Toplumsal sorumluluk projelerine olan duyarlılığınla her vakit konuşulmuşsundur. Birçok toplumsal sorumluluk projesinde yüzlerce çocuğa takviye oldun, en akılda kalan proje hangisiydi?
Down sendromlu olanları söylemeyeceğim zira içinde olduğum bir durum. ‘Duymayan Çocuk Kalmasın’ kampanyasında işitme vakfının Türkiye’deki yüzü Filiz Akın oldu, ben de sesimle takviye verdim. Türkiye’de binlerce çocuğa kulaklık takılmıştı. Çocukları birebir gördüm hiç o ana kadar ses duymamış çocukların kulaklıklarının takılmasına ve birinci reaksiyonlarına şahit olmak harika bir his.
Mart ayında ‘Çocuk Şarkıları’ albümün geliyor. Müzikler animasyon formatında teker teker kliplenecek neler söylersin?
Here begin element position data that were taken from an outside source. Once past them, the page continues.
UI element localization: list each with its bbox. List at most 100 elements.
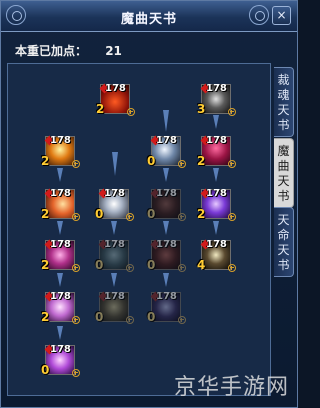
skill-slot[interactable]: 178 2 <box>197 135 236 168</box>
skill-slot[interactable]: 178 2 <box>41 135 80 168</box>
tab-label-char: 天 <box>277 243 290 257</box>
prerequisite-arrow-icon <box>57 273 63 287</box>
prerequisite-arrow-icon <box>57 221 63 235</box>
skill-slot[interactable]: 178 0 <box>95 188 134 221</box>
skill-level: 178 <box>206 135 227 146</box>
skill-rank: 2 <box>41 207 50 221</box>
add-point-icon[interactable] <box>228 108 236 116</box>
prerequisite-arrow-icon <box>163 168 169 182</box>
title-bar[interactable]: 魔曲天书 × <box>1 1 297 32</box>
add-point-icon[interactable] <box>228 264 236 272</box>
skill-rank: 2 <box>41 258 50 272</box>
skill-level: 178 <box>104 188 125 199</box>
skill-book-window: 魔曲天书 × 本重已加点： 21 178 2 178 3 178 2 178 0 178… <box>0 0 298 408</box>
skill-level: 178 <box>104 291 125 302</box>
tab-label-char: 天 <box>277 103 290 117</box>
add-point-icon[interactable] <box>72 160 80 168</box>
add-point-icon[interactable] <box>72 213 80 221</box>
add-point-icon[interactable] <box>228 160 236 168</box>
skill-rank: 2 <box>197 154 206 168</box>
tab-label-char: 书 <box>277 118 290 132</box>
skill-level: 178 <box>156 239 177 250</box>
skill-rank: 2 <box>41 310 50 324</box>
tab-label-char: 魔 <box>277 144 290 158</box>
skill-slot[interactable]: 178 0 <box>147 239 186 272</box>
skill-rank: 0 <box>147 310 156 324</box>
skill-slot[interactable]: 178 2 <box>41 188 80 221</box>
prerequisite-arrow-icon <box>163 273 169 287</box>
skill-slot[interactable]: 178 0 <box>147 135 186 168</box>
tab-label-char: 天 <box>277 174 290 188</box>
skill-rank: 0 <box>95 258 104 272</box>
add-point-icon[interactable] <box>178 264 186 272</box>
skill-rank: 2 <box>197 207 206 221</box>
prerequisite-arrow-icon <box>163 110 169 132</box>
watermark-text: 京华手游网 <box>173 375 289 400</box>
close-button[interactable]: × <box>272 6 291 25</box>
skill-rank: 0 <box>147 154 156 168</box>
prerequisite-arrow-icon <box>163 221 169 235</box>
skill-level: 178 <box>104 239 125 250</box>
skill-slot[interactable]: 178 2 <box>197 188 236 221</box>
skill-slot[interactable]: 178 4 <box>197 239 236 272</box>
skill-rank: 0 <box>95 310 104 324</box>
skill-slot[interactable]: 178 0 <box>147 188 186 221</box>
add-point-icon[interactable] <box>72 264 80 272</box>
tab-label-char: 书 <box>277 258 290 272</box>
points-value: 21 <box>105 44 122 58</box>
skill-slot[interactable]: 178 2 <box>96 83 135 116</box>
add-point-icon[interactable] <box>126 316 134 324</box>
skill-level: 178 <box>206 188 227 199</box>
prerequisite-arrow-icon <box>213 168 219 182</box>
prerequisite-arrow-icon <box>213 115 219 129</box>
add-point-icon[interactable] <box>72 316 80 324</box>
add-point-icon[interactable] <box>228 213 236 221</box>
skill-rank: 2 <box>41 154 50 168</box>
skill-rank: 0 <box>147 207 156 221</box>
skill-slot[interactable]: 178 0 <box>95 239 134 272</box>
skill-level: 178 <box>50 239 71 250</box>
skill-level: 178 <box>206 239 227 250</box>
add-point-icon[interactable] <box>72 369 80 377</box>
tab-label-char: 裁 <box>277 73 290 87</box>
add-point-icon[interactable] <box>127 108 135 116</box>
tab-label-char: 天 <box>277 213 290 227</box>
skill-level: 178 <box>50 135 71 146</box>
tab-caihun-tianshu[interactable]: 裁魂天书 <box>274 67 294 137</box>
ornament-right-icon <box>249 5 269 25</box>
skill-level: 178 <box>156 291 177 302</box>
skill-level: 178 <box>206 83 227 94</box>
skill-level: 178 <box>50 291 71 302</box>
skill-slot[interactable]: 178 2 <box>41 291 80 324</box>
tab-tianming-tianshu[interactable]: 天命天书 <box>274 207 294 277</box>
add-point-icon[interactable] <box>178 160 186 168</box>
prerequisite-arrow-icon <box>57 326 63 340</box>
skill-rank: 4 <box>197 258 206 272</box>
skill-slot[interactable]: 178 0 <box>41 344 80 377</box>
tab-moqu-tianshu[interactable]: 魔曲天书 <box>274 138 294 208</box>
add-point-icon[interactable] <box>126 213 134 221</box>
points-label: 本重已加点： <box>15 44 88 58</box>
skill-slot[interactable]: 178 3 <box>197 83 236 116</box>
add-point-icon[interactable] <box>178 213 186 221</box>
prerequisite-arrow-icon <box>112 152 118 176</box>
skill-level: 178 <box>156 188 177 199</box>
skill-rank: 0 <box>147 258 156 272</box>
skill-slot[interactable]: 178 2 <box>41 239 80 272</box>
skill-rank: 0 <box>41 363 50 377</box>
points-summary: 本重已加点： 21 <box>15 42 122 59</box>
skill-level: 178 <box>156 135 177 146</box>
skill-rank: 3 <box>197 102 206 116</box>
prerequisite-arrow-icon <box>111 273 117 287</box>
skill-slot[interactable]: 178 0 <box>147 291 186 324</box>
tab-label-char: 魂 <box>277 88 290 102</box>
skill-slot[interactable]: 178 0 <box>95 291 134 324</box>
add-point-icon[interactable] <box>178 316 186 324</box>
add-point-icon[interactable] <box>126 264 134 272</box>
skill-tree-panel: 178 2 178 3 178 2 178 0 178 2 178 2 178 0 178 0 … <box>7 63 271 396</box>
skill-level: 178 <box>105 83 126 94</box>
skill-rank: 0 <box>95 207 104 221</box>
prerequisite-arrow-icon <box>111 221 117 235</box>
skill-rank: 2 <box>96 102 105 116</box>
skill-level: 178 <box>50 188 71 199</box>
Ediz’le birlikte o kadar çok çocuk müziği dinledim ki beş yıldır çocuk müzikleri dinliyoruz. Dünyada yapılan işleri gördüm, Türkiye’de yapılan işleri gördüm. İki örnek dışında ülkemizde yapılan çocuk müziklerinin baştan sağma olduğunu fark ettim. Bir gün Ediz’le yatakta oynarken müzik mırıldanmaya başladım. Çok da hoş oldu. Günler, trafik ışıkları, hayvanlar, mevsimler… Aklınıza gelebilecek her şey 12 şarkılık bir albüm oldu. Mart ayının birinci haftası dijital platformlarda yer alacak.
Her şeyden uzaklaşıp kendinle baş başa kaldığın meditasyon ve vücut sıhhatin için neler yapıyorsun?
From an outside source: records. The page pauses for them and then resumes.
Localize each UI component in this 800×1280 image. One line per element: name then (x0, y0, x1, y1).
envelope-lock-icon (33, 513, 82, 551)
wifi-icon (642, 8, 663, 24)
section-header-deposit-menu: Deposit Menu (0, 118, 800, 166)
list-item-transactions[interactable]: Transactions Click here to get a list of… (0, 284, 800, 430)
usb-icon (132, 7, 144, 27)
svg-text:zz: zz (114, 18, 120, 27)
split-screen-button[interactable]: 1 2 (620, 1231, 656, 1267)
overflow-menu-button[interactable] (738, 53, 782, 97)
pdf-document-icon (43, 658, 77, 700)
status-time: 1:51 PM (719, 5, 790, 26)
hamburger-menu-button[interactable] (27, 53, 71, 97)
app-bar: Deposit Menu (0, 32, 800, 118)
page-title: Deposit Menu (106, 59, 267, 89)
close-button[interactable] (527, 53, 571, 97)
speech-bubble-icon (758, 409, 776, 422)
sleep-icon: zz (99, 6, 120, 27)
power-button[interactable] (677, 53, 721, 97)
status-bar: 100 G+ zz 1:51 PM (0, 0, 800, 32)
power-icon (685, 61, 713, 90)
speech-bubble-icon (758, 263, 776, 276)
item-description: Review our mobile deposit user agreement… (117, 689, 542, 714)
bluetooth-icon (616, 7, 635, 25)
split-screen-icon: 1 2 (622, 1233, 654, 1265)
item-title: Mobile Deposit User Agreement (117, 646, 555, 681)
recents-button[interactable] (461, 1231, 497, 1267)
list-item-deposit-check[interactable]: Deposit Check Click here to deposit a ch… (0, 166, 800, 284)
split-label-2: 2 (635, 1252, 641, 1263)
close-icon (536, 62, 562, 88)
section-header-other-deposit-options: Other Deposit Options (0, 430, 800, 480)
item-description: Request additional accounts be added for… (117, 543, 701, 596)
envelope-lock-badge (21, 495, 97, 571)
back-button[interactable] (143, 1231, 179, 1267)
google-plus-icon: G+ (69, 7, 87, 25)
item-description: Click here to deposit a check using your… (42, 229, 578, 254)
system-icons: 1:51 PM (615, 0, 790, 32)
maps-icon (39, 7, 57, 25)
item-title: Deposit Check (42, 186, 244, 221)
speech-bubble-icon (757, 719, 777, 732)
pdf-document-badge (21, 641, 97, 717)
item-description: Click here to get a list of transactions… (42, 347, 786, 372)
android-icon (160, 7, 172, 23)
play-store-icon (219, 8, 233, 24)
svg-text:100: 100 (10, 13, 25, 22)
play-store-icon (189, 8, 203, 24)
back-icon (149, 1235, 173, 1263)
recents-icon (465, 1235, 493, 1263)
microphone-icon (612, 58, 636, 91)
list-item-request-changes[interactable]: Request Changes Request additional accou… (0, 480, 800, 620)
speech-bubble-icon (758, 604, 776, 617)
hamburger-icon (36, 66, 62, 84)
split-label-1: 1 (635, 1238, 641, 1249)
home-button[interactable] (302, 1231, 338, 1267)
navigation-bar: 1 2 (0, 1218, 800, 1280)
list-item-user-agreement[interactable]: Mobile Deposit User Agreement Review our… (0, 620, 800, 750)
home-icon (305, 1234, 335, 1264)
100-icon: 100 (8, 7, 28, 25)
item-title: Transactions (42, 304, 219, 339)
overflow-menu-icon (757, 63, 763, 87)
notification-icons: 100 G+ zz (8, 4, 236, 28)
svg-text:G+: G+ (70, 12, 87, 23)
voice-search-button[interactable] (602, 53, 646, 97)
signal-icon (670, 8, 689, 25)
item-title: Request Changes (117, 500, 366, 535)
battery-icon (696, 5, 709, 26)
Mutfak, kulaklık ve müzik. Mutfak ve etrafı toparlarken kendi zihnimi de toparlıyorum. Haftada 3-4 gün spor yapmaya çalışıyorum, spor yaparken birçok şey düşünüyorum. Pek çok şeyin kararını veriyorum, yapmam gerekenleri ve yaptıklarımı tekrar değerlendiriyorum. Yüksek bir güç kaybı olduğu için ister istemez insan sakinleşiyor ve gerilimini atıyor. Biraz daha mantıklı ve realist düşünmeye başlıyor. Benim için ‘mutfak’ ve ‘salon’ diyebilirim.
En favori dizin?
Nida ile ‘Yaprak Dökümü’. En favori yerli dizim ‘Aşkı Memnu’. Yabancı üretimlerden son devir izlediğim ‘Your Honor’ aklıma gelen hoş dizilerden birisi.